Lorenzo Cañas doesn’t have a Michelin star like several other restaurants in the Rioja region but there’s no doubt that he’s the best-known and loved of all the local chefs. He’s always been known as a chef ahead of his time.
He revolutionized the gastronomic scene in Rioja when he opened his restaurant La Merced in a palace on calle Mayor in the old quarter of Logroño in January 1983, about the time I moved here. Pre-Lorenzo restaurants here offered the hearty fare of the region – baby lamb chops (chuletillas de cordero), vegetable stew (menestra de verduras), a white bean potage (pochas), chickpeas (garbanzos), white asparagus and several kinds of grilled fish, all served in rather unpretentious surroundings. Some people here say that the food was usually thrown on your plate rather than served. Lorenzo literally brought to the table his vast experience as a chef and diner at the best tables all over Europe, taking dining to a higher level in his gourmet restaurant with classical music, fine art hanging from the walls, porcelain dishes, linen tablecloths and a huge underground wine cellar stocked with mostly Rioja but also wines from other regions in Spain and many from abroad, especially France.
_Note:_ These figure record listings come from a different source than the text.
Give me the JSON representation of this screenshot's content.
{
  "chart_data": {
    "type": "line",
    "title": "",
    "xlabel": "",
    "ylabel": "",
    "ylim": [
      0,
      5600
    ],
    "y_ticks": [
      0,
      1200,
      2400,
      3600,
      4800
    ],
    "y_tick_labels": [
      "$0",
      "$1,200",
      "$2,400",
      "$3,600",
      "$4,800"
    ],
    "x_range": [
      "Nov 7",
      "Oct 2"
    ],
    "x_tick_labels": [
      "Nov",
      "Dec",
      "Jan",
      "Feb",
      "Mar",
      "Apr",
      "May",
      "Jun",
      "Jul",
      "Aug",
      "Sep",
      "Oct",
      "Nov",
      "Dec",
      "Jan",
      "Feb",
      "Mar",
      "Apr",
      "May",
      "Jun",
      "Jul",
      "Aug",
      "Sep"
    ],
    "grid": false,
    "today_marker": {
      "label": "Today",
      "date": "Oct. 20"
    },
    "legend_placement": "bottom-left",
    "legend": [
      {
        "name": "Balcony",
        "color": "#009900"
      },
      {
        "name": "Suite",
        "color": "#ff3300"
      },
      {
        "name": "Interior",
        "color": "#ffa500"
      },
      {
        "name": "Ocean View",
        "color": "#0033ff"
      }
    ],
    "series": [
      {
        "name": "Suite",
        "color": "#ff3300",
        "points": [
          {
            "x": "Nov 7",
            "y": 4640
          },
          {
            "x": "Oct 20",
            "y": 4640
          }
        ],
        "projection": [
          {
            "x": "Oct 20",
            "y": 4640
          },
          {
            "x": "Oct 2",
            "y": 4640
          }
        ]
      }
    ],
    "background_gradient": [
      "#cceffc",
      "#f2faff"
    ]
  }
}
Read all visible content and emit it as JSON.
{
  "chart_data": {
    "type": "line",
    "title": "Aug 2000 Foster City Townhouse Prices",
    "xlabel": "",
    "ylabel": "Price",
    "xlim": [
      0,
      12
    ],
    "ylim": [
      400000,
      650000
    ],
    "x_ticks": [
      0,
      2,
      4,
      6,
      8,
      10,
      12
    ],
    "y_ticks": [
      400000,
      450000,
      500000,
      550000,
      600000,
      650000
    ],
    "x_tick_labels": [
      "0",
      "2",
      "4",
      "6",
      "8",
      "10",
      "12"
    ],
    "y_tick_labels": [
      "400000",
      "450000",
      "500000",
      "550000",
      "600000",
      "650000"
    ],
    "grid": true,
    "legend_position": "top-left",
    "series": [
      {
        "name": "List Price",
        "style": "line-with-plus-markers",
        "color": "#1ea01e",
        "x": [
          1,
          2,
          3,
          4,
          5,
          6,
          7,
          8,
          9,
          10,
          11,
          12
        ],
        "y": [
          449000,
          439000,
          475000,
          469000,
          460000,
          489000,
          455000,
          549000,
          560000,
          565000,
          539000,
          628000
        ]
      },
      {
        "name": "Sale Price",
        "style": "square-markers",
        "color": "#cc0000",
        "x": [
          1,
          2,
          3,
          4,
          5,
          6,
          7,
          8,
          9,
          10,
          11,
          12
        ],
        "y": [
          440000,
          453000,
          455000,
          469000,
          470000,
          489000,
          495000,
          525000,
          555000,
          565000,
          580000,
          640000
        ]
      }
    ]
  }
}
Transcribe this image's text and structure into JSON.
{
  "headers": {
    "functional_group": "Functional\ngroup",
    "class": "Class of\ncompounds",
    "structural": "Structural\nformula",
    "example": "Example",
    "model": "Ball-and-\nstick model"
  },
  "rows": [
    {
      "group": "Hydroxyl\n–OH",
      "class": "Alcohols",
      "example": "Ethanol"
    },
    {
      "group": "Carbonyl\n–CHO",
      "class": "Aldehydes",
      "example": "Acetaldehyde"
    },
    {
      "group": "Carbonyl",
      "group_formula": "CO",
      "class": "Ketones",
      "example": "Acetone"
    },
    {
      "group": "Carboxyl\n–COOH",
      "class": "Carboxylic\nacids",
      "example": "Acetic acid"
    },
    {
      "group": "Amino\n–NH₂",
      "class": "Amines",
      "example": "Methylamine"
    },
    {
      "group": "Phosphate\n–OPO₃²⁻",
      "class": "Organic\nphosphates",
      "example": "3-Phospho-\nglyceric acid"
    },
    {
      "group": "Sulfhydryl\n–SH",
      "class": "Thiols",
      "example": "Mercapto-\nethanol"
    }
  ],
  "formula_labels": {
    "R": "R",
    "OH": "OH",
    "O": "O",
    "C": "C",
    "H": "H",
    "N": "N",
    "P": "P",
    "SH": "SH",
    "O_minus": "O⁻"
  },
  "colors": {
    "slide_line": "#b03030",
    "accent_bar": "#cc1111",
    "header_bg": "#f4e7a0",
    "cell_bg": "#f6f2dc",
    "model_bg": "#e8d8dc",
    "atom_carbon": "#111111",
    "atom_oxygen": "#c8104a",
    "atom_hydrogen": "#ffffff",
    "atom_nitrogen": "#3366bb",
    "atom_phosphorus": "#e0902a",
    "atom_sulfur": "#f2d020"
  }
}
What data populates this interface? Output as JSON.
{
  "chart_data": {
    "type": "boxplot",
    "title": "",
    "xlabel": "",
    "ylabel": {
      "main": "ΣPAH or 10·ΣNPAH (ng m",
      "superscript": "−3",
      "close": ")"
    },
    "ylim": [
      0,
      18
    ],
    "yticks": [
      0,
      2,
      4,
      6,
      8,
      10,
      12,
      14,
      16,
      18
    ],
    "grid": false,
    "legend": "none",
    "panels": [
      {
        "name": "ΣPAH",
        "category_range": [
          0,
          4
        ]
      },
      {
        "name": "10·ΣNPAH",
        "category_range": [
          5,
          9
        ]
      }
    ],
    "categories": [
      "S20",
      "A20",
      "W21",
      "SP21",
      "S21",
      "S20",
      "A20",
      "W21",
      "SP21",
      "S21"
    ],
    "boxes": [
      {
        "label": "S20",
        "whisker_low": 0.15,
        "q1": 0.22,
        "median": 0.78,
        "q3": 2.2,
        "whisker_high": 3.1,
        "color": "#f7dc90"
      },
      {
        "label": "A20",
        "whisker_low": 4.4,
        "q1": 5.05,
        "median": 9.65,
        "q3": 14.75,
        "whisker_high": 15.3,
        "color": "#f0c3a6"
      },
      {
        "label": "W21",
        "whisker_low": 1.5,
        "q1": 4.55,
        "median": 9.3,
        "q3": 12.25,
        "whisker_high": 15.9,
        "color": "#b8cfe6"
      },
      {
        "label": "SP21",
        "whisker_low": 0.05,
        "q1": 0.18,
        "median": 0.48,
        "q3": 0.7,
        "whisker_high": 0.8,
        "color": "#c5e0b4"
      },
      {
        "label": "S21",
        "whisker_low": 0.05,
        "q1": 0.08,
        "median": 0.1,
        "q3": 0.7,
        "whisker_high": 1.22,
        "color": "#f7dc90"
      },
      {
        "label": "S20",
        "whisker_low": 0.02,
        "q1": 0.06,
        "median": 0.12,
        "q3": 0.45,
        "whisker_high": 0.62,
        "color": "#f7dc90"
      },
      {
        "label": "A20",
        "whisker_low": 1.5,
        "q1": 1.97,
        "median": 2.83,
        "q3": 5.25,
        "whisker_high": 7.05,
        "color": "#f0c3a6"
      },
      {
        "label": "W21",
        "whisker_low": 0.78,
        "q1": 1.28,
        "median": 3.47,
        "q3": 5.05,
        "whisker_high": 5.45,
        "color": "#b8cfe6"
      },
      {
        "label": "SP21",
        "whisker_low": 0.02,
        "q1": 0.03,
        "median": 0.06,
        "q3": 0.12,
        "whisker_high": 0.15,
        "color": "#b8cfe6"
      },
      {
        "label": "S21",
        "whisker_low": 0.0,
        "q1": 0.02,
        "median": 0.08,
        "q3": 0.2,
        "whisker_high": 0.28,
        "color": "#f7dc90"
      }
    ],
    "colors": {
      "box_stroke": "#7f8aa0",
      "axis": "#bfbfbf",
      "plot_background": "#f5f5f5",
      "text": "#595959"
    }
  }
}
He was trying to bring the best in fine dining to our little region.
Most of his customers were businessmen like me with expense accounts from wineries and visitors from big cities around Spain. Sadly, most of the locals didn’t understand what he was trying to create. It wasn’t the cost of the meal but rather the modern twist on our regional cuisine that turned people off. Here, most diners preferred simplicity of style, food like their mothers used to make in the village. I always thought it funny that people wanted to be seen driving Audis and BMWs but would rather eat in a local tavern.
The recession of the late 1980s slowed business down, especially from the wineries, and by the mid nineties Lorenzo decided to close La Merced. He didn’t go away, though. Realizing that even though Riojans didn’t appreciate a fine dining experience on a Friday or Saturday evening, they were prepared to pay big money for their children’s christenings, first communions and weddings, as well as for government-sponsored awards dinners, so he reopened La Merced in a huge new facility on the outskirts of Logroño as an events caterer and has been going full speed ahead ever since.
Two weeks ago, our local newspaper LA RIOJA took a big stand at San Sebastian Gastronomika, one of the world’s foremost gastronomic congresses. The paper invited me along to cover the event from a ‘foreigner’s’ perspective. Each day for three days, a lunch was prepared for chefs and journalists by a famous Riojan chef – Francis Paniego of Echaurren, Ignacio Echapresto of La Venta Moncalvillo (each of these with a Michelin star) and of course, Lorenzo Cañas.
All three meals were very good but all of us from the newspaper agreed that Lorenzo blew the others away.
A humble man not satisfied with his effort in San Sebastian (although I thought that his cod in tomato sauce was the best I had ever tasted) Lorenzo decided to invite us for lunch last Friday at La Merced, serving the same meal as in San Sebastian.
It was even better than the time before, and all the more amazing because Lorenzo is capable of serving that kind quality to three hundred people at a time.
Lorenzo spent several hours during and after the meal answering questions and reminiscing about his 40-plus years of experience. His only admission of any prestigious achievement was showing us his book of VIP guests, filled with words of admiration from heads of state, ministers, actors, actresses and other celebrities. The walls of his private dining room are covered with awards and certificates of membership in the most famous gastronomic societies in the world.
I feel sorry for friends who visit us here – we can take them to great tapas bars, local holes-in-the-wall and Michelin-starred restaurants, but to eat a Lorenzo Cañas meal you have to be invited to a first communion or a wedding!
Oh, I almost forgot about the wines:
Lealtanza white 2012 (Bodegas Altanza)
Tobelos crianza (Bodegas Tobelos)
Tahón de Tobelos reserva (Bodegas Tobelos)
Sorry for not including any tasting notes – I was too busy enjoying the food!